GAINESVILLE, Fla. (AP) - A Gainesville doctor surrendered this week after she was charged with more than 200 counts of health care fraud for allegedly charging the government full price for prescription drugs, even though she was giving patients cheaper drugs not approved by the Food and Drug Administration.
U.S. Attorney’s officials said Ona Colasante, 57, turned herself in Tuesday after being indicted by a grand jury.
Colasante “misleadingly” billed Medicare, Medicaid, and Blue Cross Blue Shield of Florida for medical tests, including colonoscopies, X-rays, and hearing tests that patients didn’t need. She also billed for substance abuse counseling, smoking cessation and other treatments that patients never received, authorities said.
She used that money to buy less expensive non-FDA-approved drugs and devices online from Canada and other countries, including mislabeled birth control devices and osteoporosis drugs, according to the indictment.
The doctor then charged the government for administering those drugs, according to the indictment. Officials said Colasante gave the drugs to patients without their knowledge or consent.
A message left for her attorney was not immediately returned Thursday.
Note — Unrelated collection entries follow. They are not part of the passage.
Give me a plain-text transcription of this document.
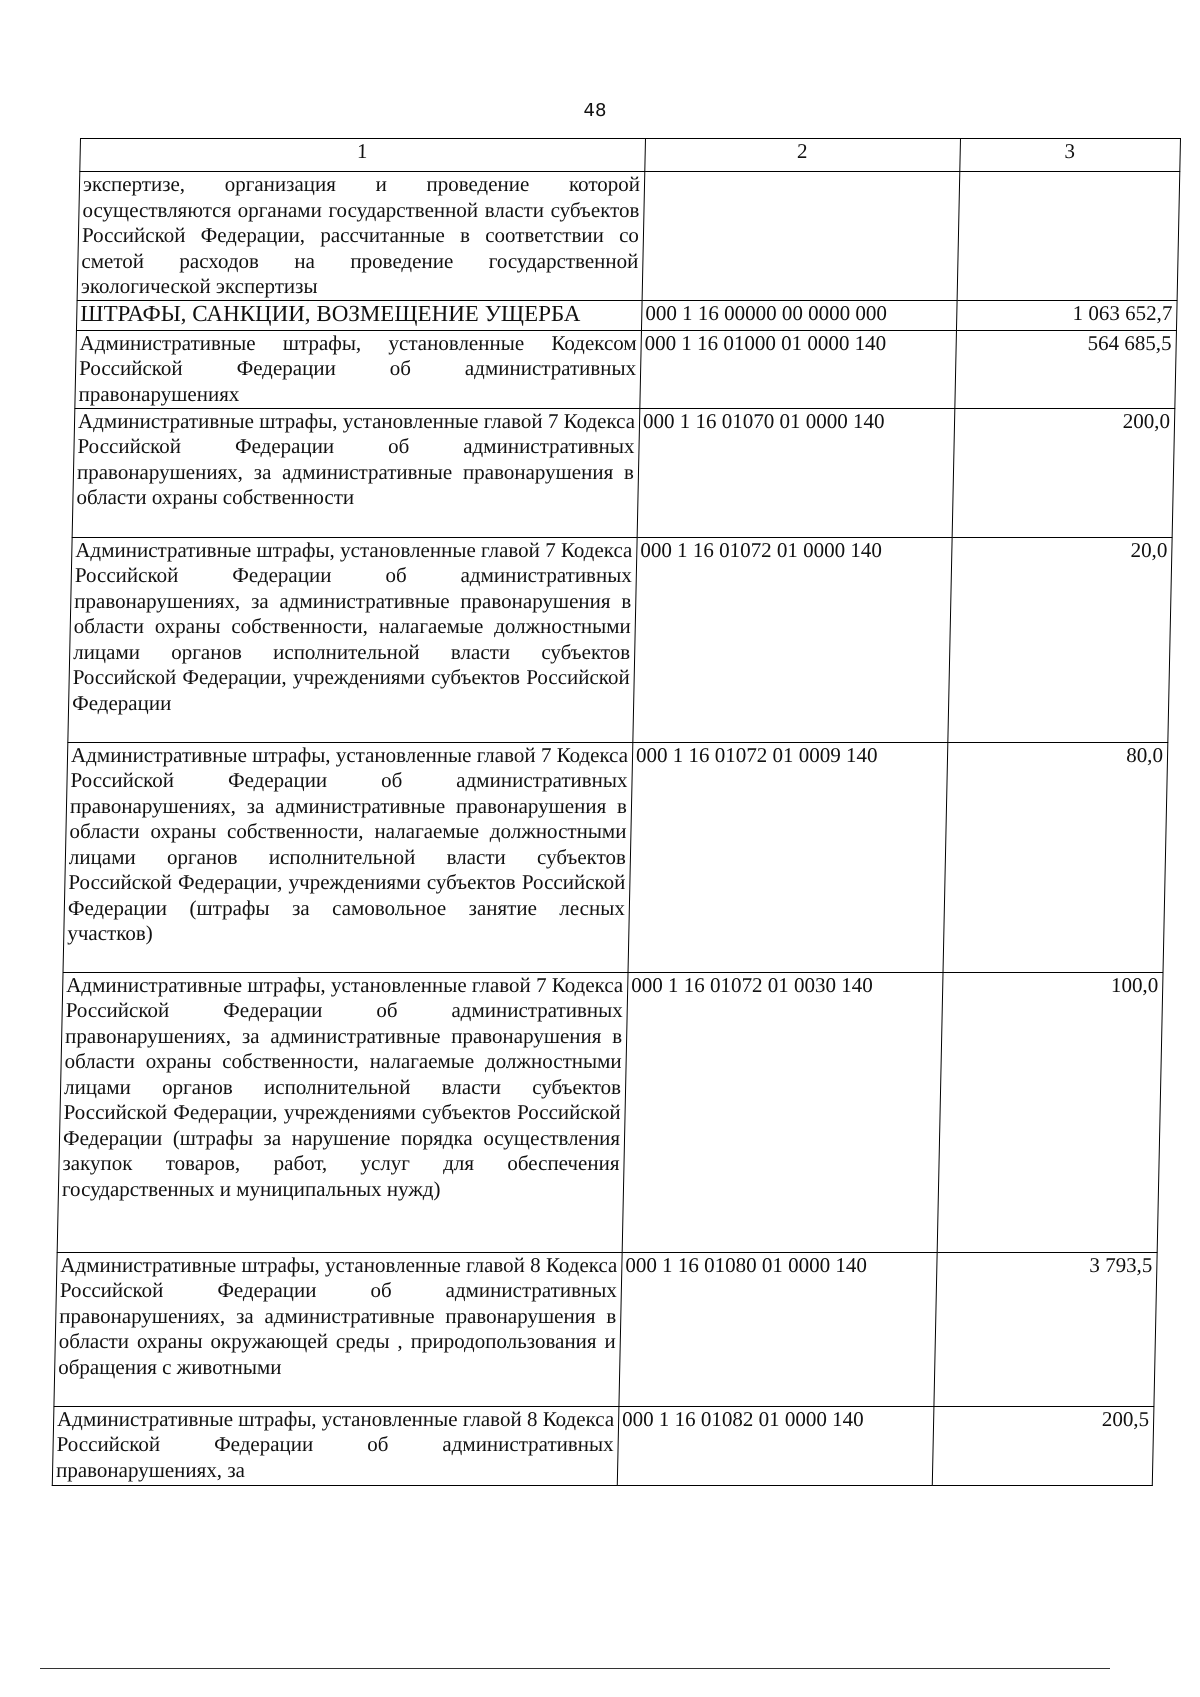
48
1	2	3
экспертизе, организация и проведение которой осуществляются органами государственной власти субъектов Российской Федерации, рассчитанные в соответствии со сметой расходов на проведение государственной экологической экспертизы		
ШТРАФЫ, САНКЦИИ, ВОЗМЕЩЕНИЕ УЩЕРБА	000 1 16 00000 00 0000 000	1 063 652,7
Административные штрафы, установленные Кодексом Российской Федерации об административных правонарушениях	000 1 16 01000 01 0000 140	564 685,5
Административные штрафы, установленные главой 7 Кодекса Российской Федерации об административных правонарушениях, за административные правонарушения в области охраны собственности	000 1 16 01070 01 0000 140	200,0
Административные штрафы, установленные главой 7 Кодекса Российской Федерации об административных правонарушениях, за административные правонарушения в области охраны собственности, налагаемые должностными лицами органов исполнительной власти субъектов Российской Федерации, учреждениями субъектов Российской Федерации	000 1 16 01072 01 0000 140	20,0
Административные штрафы, установленные главой 7 Кодекса Российской Федерации об административных правонарушениях, за административные правонарушения в области охраны собственности, налагаемые должностными лицами органов исполнительной власти субъектов Российской Федерации, учреждениями субъектов Российской Федерации (штрафы за самовольное занятие лесных участков)	000 1 16 01072 01 0009 140	80,0
Административные штрафы, установленные главой 7 Кодекса Российской Федерации об административных правонарушениях, за административные правонарушения в области охраны собственности, налагаемые должностными лицами органов исполнительной власти субъектов Российской Федерации, учреждениями субъектов Российской Федерации (штрафы за нарушение порядка осуществления закупок товаров, работ, услуг для обеспечения государственных и муниципальных нужд)	000 1 16 01072 01 0030 140	100,0
Административные штрафы, установленные главой 8 Кодекса Российской Федерации об административных правонарушениях, за административные правонарушения в области охраны окружающей среды , природопользования и обращения с животными	000 1 16 01080 01 0000 140	3 793,5
Административные штрафы, установленные главой 8 Кодекса Российской Федерации об административных правонарушениях, за	000 1 16 01082 01 0000 140	200,5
Her case is unusual in that authorities usually target high dollar scams. The indictment did not include how much the doctor allegedly billed the government programs for. But her practice billed Medicare for a relatively low dollar amount in 2012, according to federal health officials. She billed just over $55,000 compared to the state’s top two billers, a West Palm Beach ophthalmologist who billed nearly $21 million and an Ocala cardiologist who billed $18 million.
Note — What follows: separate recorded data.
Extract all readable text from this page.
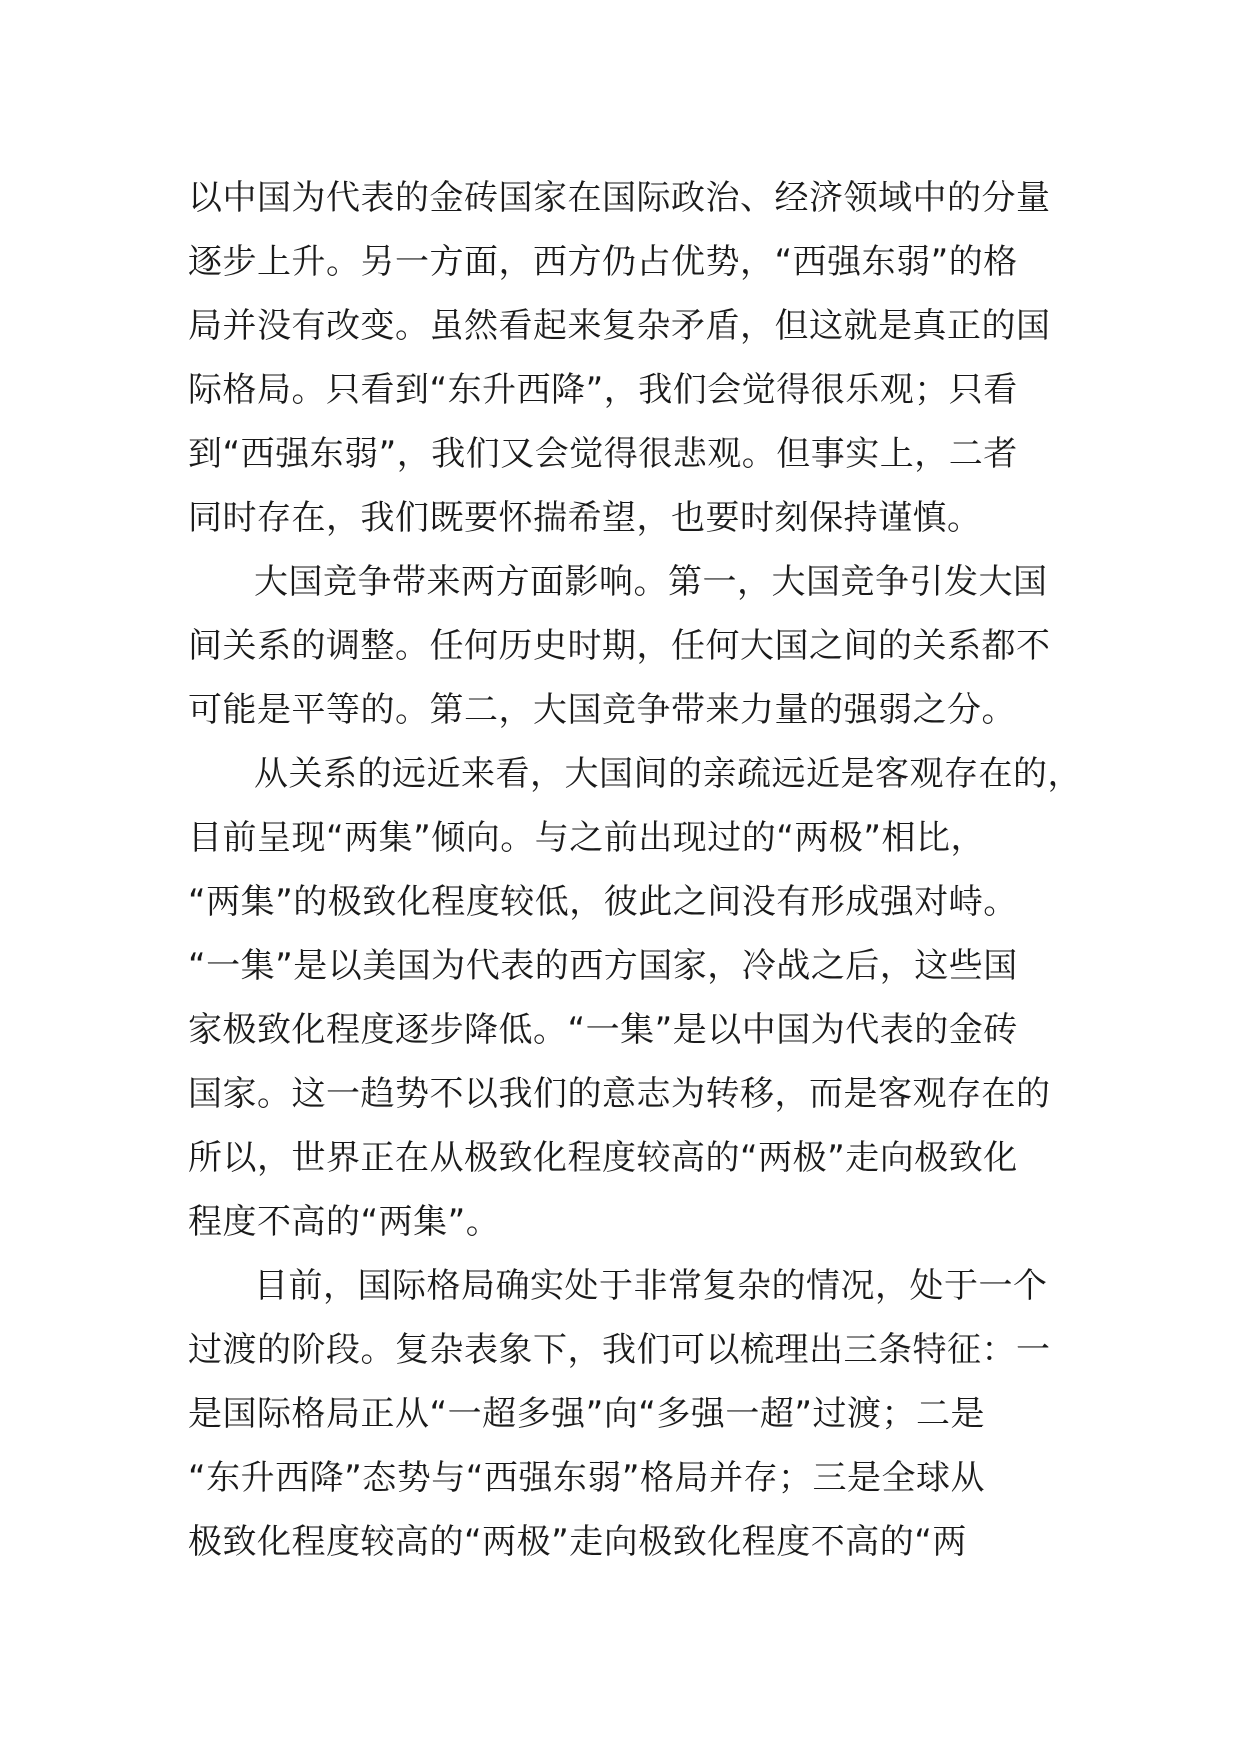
以中国为代表的金砖国家在国际政治、经济领域中的分量
逐步上升。另一方面，西方仍占优势，“西强东弱”的格
局并没有改变。虽然看起来复杂矛盾，但这就是真正的国
际格局。只看到“东升西降”，我们会觉得很乐观；只看
到“西强东弱”，我们又会觉得很悲观。但事实上，二者
同时存在，我们既要怀揣希望，也要时刻保持谨慎。
大国竞争带来两方面影响。第一，大国竞争引发大国
间关系的调整。任何历史时期，任何大国之间的关系都不
可能是平等的。第二，大国竞争带来力量的强弱之分。
从关系的远近来看，大国间的亲疏远近是客观存在的，
目前呈现“两集”倾向。与之前出现过的“两极”相比，
“两集”的极致化程度较低，彼此之间没有形成强对峙。
“一集”是以美国为代表的西方国家，冷战之后，这些国
家极致化程度逐步降低。“一集”是以中国为代表的金砖
国家。这一趋势不以我们的意志为转移，而是客观存在的
所以，世界正在从极致化程度较高的“两极”走向极致化
程度不高的“两集”。
目前，国际格局确实处于非常复杂的情况，处于一个
过渡的阶段。复杂表象下，我们可以梳理出三条特征：一
是国际格局正从“一超多强”向“多强一超”过渡；二是
“东升西降”态势与“西强东弱”格局并存；三是全球从
极致化程度较高的“两极”走向极致化程度不高的“两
In a January blog post, the doctor details how she was forced to close her practice after the FBI raided her office in 2011 and that her bank account had been frozen. In the blogs, she says she has no idea why prosecutors were targeting her, expressing that her case has been in limbo for years.
“The power of the government - the power of one prosecutor - to destroy a person’s world, a profession built up over decades,” she writes.
A trial is set for June. If convicted, she faces 10 years in prison for each of the health care fraud counts.